Pope Francis also toured the Haghia Sofia, which was the largest Byzantine church in Constantinople before its fall in 1453, when the Muslims turned it into a mosque. It is now a museum honoring the history of Istanbul.
Although the visit to the Middle East by Pope Francis has been largely symbolic, he has made words about the unrest there. Al Jazeera reports that Francis met with Turkish leaders on Friday, urging them to condemn the violence being committed in Islam’s name against religious minorities in other parts of the Middle East (namely Iraq and Syria). He also called for greater dialogue between people of Christian, Muslim, and all faiths in order to end fundamentalism.
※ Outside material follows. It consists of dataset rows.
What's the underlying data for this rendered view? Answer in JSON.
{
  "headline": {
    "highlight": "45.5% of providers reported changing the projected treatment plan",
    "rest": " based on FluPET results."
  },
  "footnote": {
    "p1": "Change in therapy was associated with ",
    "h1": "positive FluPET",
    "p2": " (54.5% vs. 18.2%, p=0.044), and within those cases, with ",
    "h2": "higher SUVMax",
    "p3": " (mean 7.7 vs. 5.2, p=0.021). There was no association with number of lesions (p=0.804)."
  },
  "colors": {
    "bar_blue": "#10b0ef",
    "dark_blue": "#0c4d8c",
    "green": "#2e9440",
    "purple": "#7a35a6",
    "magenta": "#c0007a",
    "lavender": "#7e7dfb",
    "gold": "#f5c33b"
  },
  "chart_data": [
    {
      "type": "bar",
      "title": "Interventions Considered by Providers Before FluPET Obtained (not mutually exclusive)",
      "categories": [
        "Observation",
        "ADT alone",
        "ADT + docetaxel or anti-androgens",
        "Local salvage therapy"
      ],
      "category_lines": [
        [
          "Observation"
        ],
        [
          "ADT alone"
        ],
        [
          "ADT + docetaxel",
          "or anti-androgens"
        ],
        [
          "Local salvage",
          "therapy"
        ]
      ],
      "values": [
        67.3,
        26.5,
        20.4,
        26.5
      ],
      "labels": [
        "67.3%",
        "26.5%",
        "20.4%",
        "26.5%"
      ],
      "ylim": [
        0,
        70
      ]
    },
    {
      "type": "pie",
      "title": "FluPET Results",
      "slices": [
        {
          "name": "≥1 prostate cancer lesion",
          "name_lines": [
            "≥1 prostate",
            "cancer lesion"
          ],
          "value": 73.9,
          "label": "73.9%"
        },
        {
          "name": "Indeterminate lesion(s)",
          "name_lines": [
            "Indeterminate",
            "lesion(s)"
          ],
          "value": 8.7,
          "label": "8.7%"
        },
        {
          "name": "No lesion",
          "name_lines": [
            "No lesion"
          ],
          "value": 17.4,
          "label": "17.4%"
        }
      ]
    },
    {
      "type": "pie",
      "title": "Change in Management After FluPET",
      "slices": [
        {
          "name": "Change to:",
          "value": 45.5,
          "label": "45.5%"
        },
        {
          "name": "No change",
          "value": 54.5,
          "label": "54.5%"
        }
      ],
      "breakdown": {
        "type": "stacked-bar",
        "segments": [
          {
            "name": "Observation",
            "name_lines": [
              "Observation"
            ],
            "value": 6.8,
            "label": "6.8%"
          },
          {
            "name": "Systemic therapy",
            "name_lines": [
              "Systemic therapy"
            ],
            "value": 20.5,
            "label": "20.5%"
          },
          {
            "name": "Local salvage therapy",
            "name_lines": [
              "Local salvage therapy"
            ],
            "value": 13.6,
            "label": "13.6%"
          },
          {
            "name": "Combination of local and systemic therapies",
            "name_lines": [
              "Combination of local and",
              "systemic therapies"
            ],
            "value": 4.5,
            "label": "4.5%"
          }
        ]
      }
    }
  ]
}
The Jerusalem Post cited the Pope Francis visit to the Middle East a call to end the killing of Christians in Syria, though the majority of those being persecuted in Syria by Islamic State of Iraq and Levant (ISIL) are actually Shi’ite Muslims.
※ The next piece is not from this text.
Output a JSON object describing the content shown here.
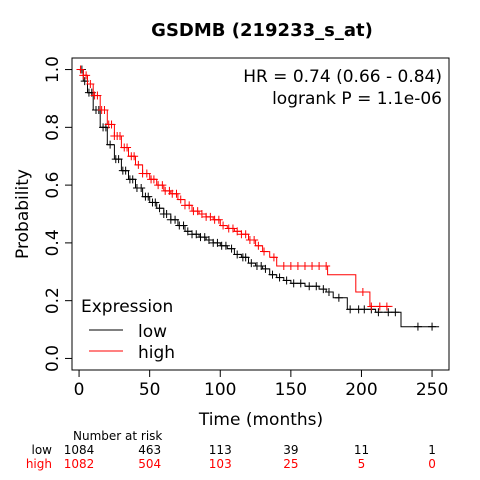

In a speech at the beginning of his three-day visit to Turkey on his Middle East tour, the Pope said that fighting hunger and poverty were the way to stop fundamentalist fighting and death. His speech , reported on by Reuters and Haaretz , came before his visit to the tomb of Mustafa Kemal Ataturk and his meeting with Turkish President Tayyip Erdogan.
“What is required is a concerted commitment on the part of all… [to] enable resources to be directed, not to weaponry, but to the other noble battles worthy of man: the fight against hunger and sickness.”
Turkey is an important part of the Middle East war going on in Syria and Iraq, giving access to the United States and its coalition to the Syrian border and taking in refugees from the nation — now numbering nearly 2 million.
We can assume that Pope Francis’ prayer in the Blue Mosque was to ask for peace in the Middle East.